Der allmorgendliche Anblick des Bürokollegen kann also vom Gehirn mit vergleichsweise wenig Aufwand verarbeitet werden. Wer dagegen beispielsweise die eigene Schwiegermutter vorfindet, fordert seinem Gehirn deutlich mehr ab. „Dies hat weniger damit zu tun, dass Sie Ihre Schwiegermutter etwa nicht mögen, sondern dass der unverhoffte Anblick Ihr Gehirn verunsichert. Es möchte nämlich nicht überrascht werden. Folglich muss es seine Vorhersagen verbessern, welche Reize es zu erwarten hat“, so Arjen Alink vom Max-Planck-Institut für Hirnforschung.

Gehirn bereitet sich aktiv auf Sinneseindrücke vor

Die Ergebnisse der Studie tragen nach Angaben der Wissenschaftler erheblich zum Verständnis der Informationsverarbeitung unseres Gehirns bei.
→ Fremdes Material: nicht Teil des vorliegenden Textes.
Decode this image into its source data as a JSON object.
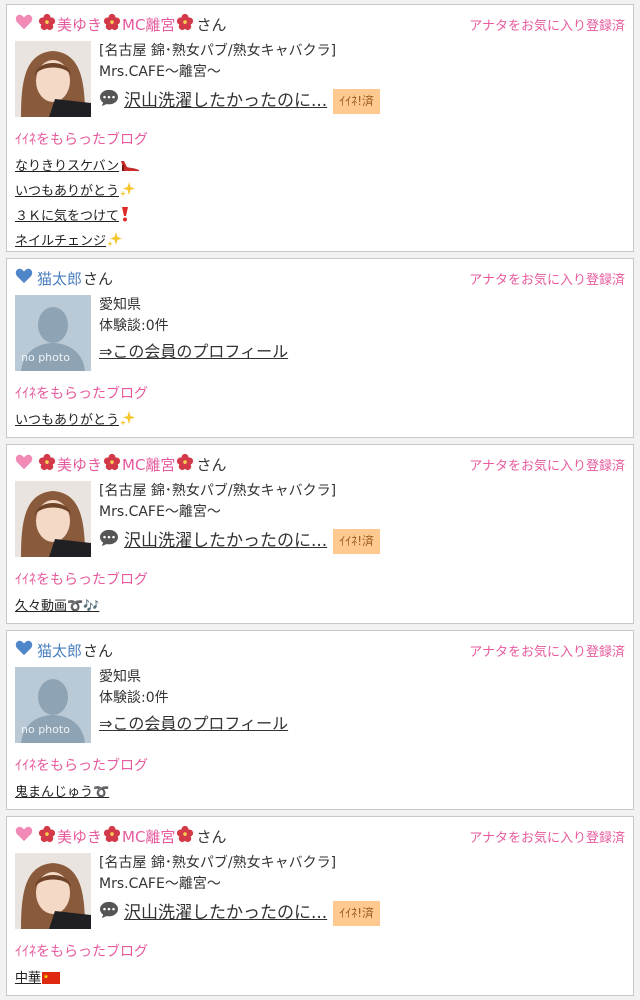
{
  "common": {
    "fav_label": "アナタをお気に入り登録済",
    "got_blog_label": "ｲｲﾈをもらったブログ",
    "san": "さん",
    "iine_done": "ｲｲﾈ!済",
    "profile_link": "⇒この会員のプロフィール"
  },
  "cards": [
    {
      "type": "vip",
      "name": "美ゆき",
      "name2": "MC離宮",
      "shop_line1": "[名古屋 錦･熟女パブ/熟女キャバクラ]",
      "shop_line2": "Mrs.CAFE～離宮～",
      "blog_title": "沢山洗濯したかったのに...",
      "blogs": [
        {
          "text": "なりきりスケバン",
          "emoji": "high-heel"
        },
        {
          "text": "いつもありがとう",
          "emoji": "sparkles"
        },
        {
          "text": "３Ｋに気をつけて",
          "emoji": "exclamation"
        },
        {
          "text": "ネイルチェンジ",
          "emoji": "sparkles"
        }
      ]
    },
    {
      "type": "member",
      "name": "猫太郎",
      "pref": "愛知県",
      "review": "体験談:0件",
      "avatar_text": "no photo",
      "blogs": [
        {
          "text": "いつもありがとう",
          "emoji": "sparkles"
        }
      ]
    },
    {
      "type": "vip",
      "name": "美ゆき",
      "name2": "MC離宮",
      "shop_line1": "[名古屋 錦･熟女パブ/熟女キャバクラ]",
      "shop_line2": "Mrs.CAFE～離宮～",
      "blog_title": "沢山洗濯したかったのに...",
      "blogs": [
        {
          "text": "久々動画➰🎶",
          "emoji": ""
        }
      ]
    },
    {
      "type": "member",
      "name": "猫太郎",
      "pref": "愛知県",
      "review": "体験談:0件",
      "avatar_text": "no photo",
      "blogs": [
        {
          "text": "鬼まんじゅう➰",
          "emoji": ""
        }
      ]
    },
    {
      "type": "vip",
      "name": "美ゆき",
      "name2": "MC離宮",
      "shop_line1": "[名古屋 錦･熟女パブ/熟女キャバクラ]",
      "shop_line2": "Mrs.CAFE～離宮～",
      "blog_title": "沢山洗濯したかったのに...",
      "blogs": [
        {
          "text": "中華",
          "emoji": "china-flag"
        }
      ]
    }
  ]
}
Denn bislang ging man davon aus, dass das Gehirn eher passiv auf optische Sinneseindrücke wartet und diese dann in eine Kaskade von Signalen umwandelt.

Den Ergebnissen der Studie zufolge ist dies jedoch nicht der Fall: Das Gehirn muss sich vielmehr aktiv auf Sinneseindrücke vorbereiten, um sie schnell und mit geringem Aufwand bearbeiten zu können.